Maps are presented in 2D and 3D views and can automatically switch between day and night colors for optimal viewing. There are icons to zoom in and out of maps, and you have the option to have "north" set at the top of your screen or the direction in which you are driving. During a planned trip, the GPS-500 will also display onscreen information about the direction and distance to your next turn, current street name, estimated time of arrival, and remaining time and distance. This is, of course, all backed by voice-guided directions, but sadly, the GPS-500 does not support text-to-speech functionality. The system does do automatic route recalculations and includes a detour function.
Finally, the entertainment portion of the Harman Kardon Guide + Play GPS-500: the media player supports MP3, MP4, WMA, ASF, WAV, and OGG music files and also displays ID3 tag information and album art when available. There's a Repeat and Shuffle function, and you can browse tracks by artist, album, genre, or playlist. For videos, you can view MPEG-4 and WMV9 clips. The GPS-500's SD slot can accept up to 4GB cards and has a USB 2.0 interface for faster data transfer.
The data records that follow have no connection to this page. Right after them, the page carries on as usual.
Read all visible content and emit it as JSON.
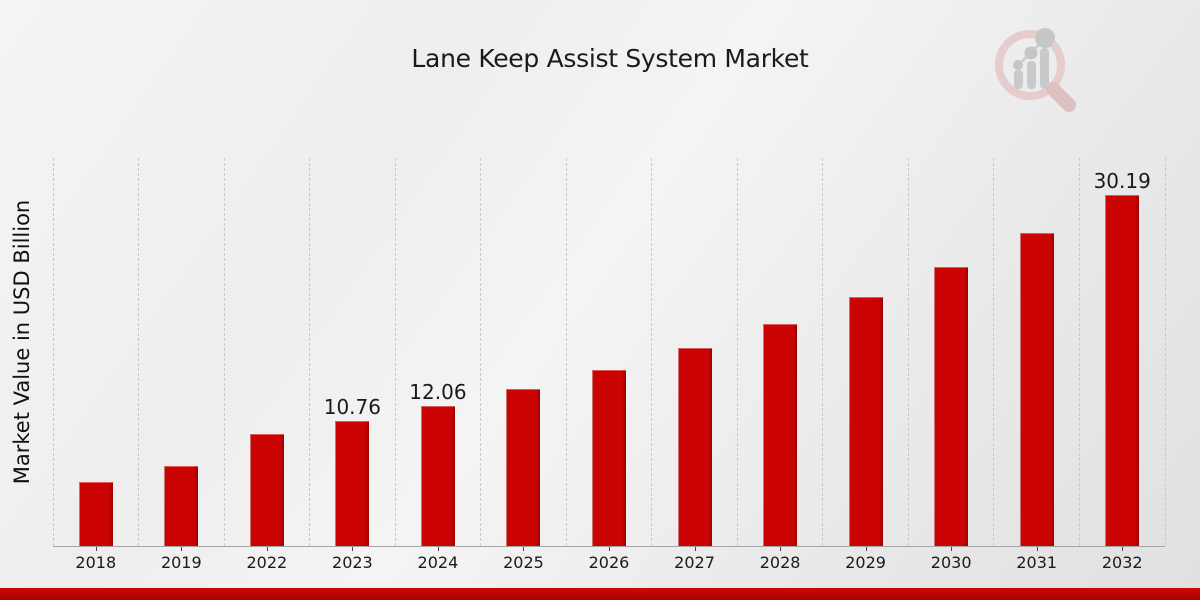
{
  "chart_data": {
    "type": "bar",
    "title": "Lane Keep Assist System Market",
    "xlabel": "",
    "ylabel": "Market Value in USD Billion",
    "categories": [
      "2018",
      "2019",
      "2022",
      "2023",
      "2024",
      "2025",
      "2026",
      "2027",
      "2028",
      "2029",
      "2030",
      "2031",
      "2032"
    ],
    "values": [
      5.48,
      6.91,
      9.62,
      10.76,
      12.06,
      13.53,
      15.17,
      17.01,
      19.08,
      21.4,
      24.0,
      26.92,
      30.19
    ],
    "bar_labels": [
      "",
      "",
      "",
      "10.76",
      "12.06",
      "",
      "",
      "",
      "",
      "",
      "",
      "",
      "30.19"
    ],
    "ylim": [
      0,
      33.4
    ],
    "grid": "vertical-dashed",
    "legend": "none",
    "colors": {
      "bar": "#cb0303",
      "bar_edge_dark": "#9a0101",
      "grid": "#c9c9c9",
      "axis": "#a6a6a6",
      "tick": "#444444",
      "text": "#1a1a1a",
      "bottom_strip_top": "#cf0606",
      "bottom_strip_bottom": "#a50202"
    }
  },
  "branding": {
    "logo_icon": "bar-chart-magnifier-watermark",
    "ring_color": "#e6cdcd",
    "handle_color": "#dfc0c0",
    "bars_color": "#c9c9c9",
    "dots_color": "#c6c6c6"
  }
}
We tested the Harman Kardon Guide + Play GPS-500 in San Francisco, and from a cold start, it took the unit a solid 10 minutes to get a satellite fix under clear skies--an eternity when compared to other systems we've tested in the past, which only took a couple of minutes. Subsequent starts were faster, but still lagged behind competing products. On a brighter note, the receiver did a good job of tracking our position as we drove around the city.
When planning a trip, the GPS-500 quickly returned with directions, but we didn't always agree with the set of instructions. The system was able to get us to our final destination, but there were times where we knew of a more efficient route. We also purposely veered off track to test the route recalculation rate, and in general, the unit was able to give us new instructions before our next maneuver, but there was one instance where we took a succession of wrong turns, which seemed to confuse the system as it struggled to keep up with our moves. Voice prompts were loud and clear, though we did miss the text-to-speech functionality.
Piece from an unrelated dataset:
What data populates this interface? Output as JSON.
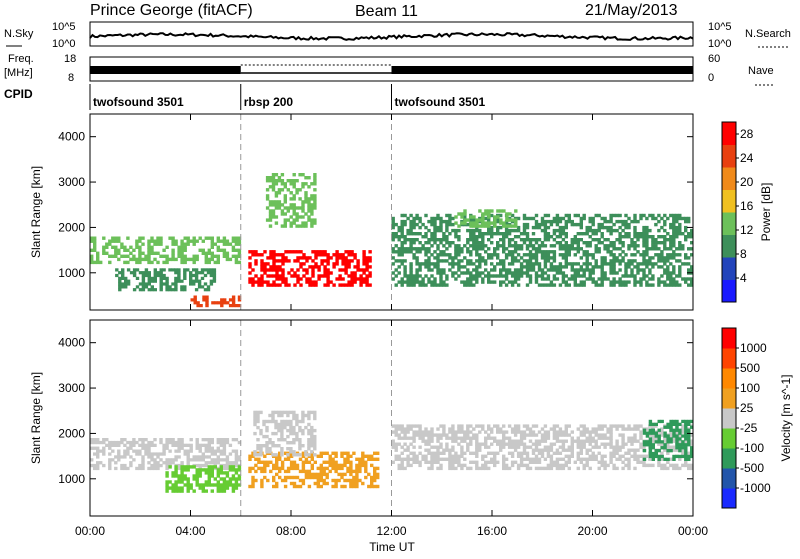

Multimedia performance was what we expected from a GPS device--mediocre. There was plenty of volume, but songs sounded one-dimensional and lacked richness, despite the high-fidelity speakers. The experience was much improved when we plugged in a nice pair of headphones and enjoyed some great-sounding tunes. Video playback was better than some other multimedia-centric portable nav systems we've tested, thanks to the wide and sharp screen. The Harman Kardon Guide + Play GPS-500's battery is rated for up to 5 hours of use.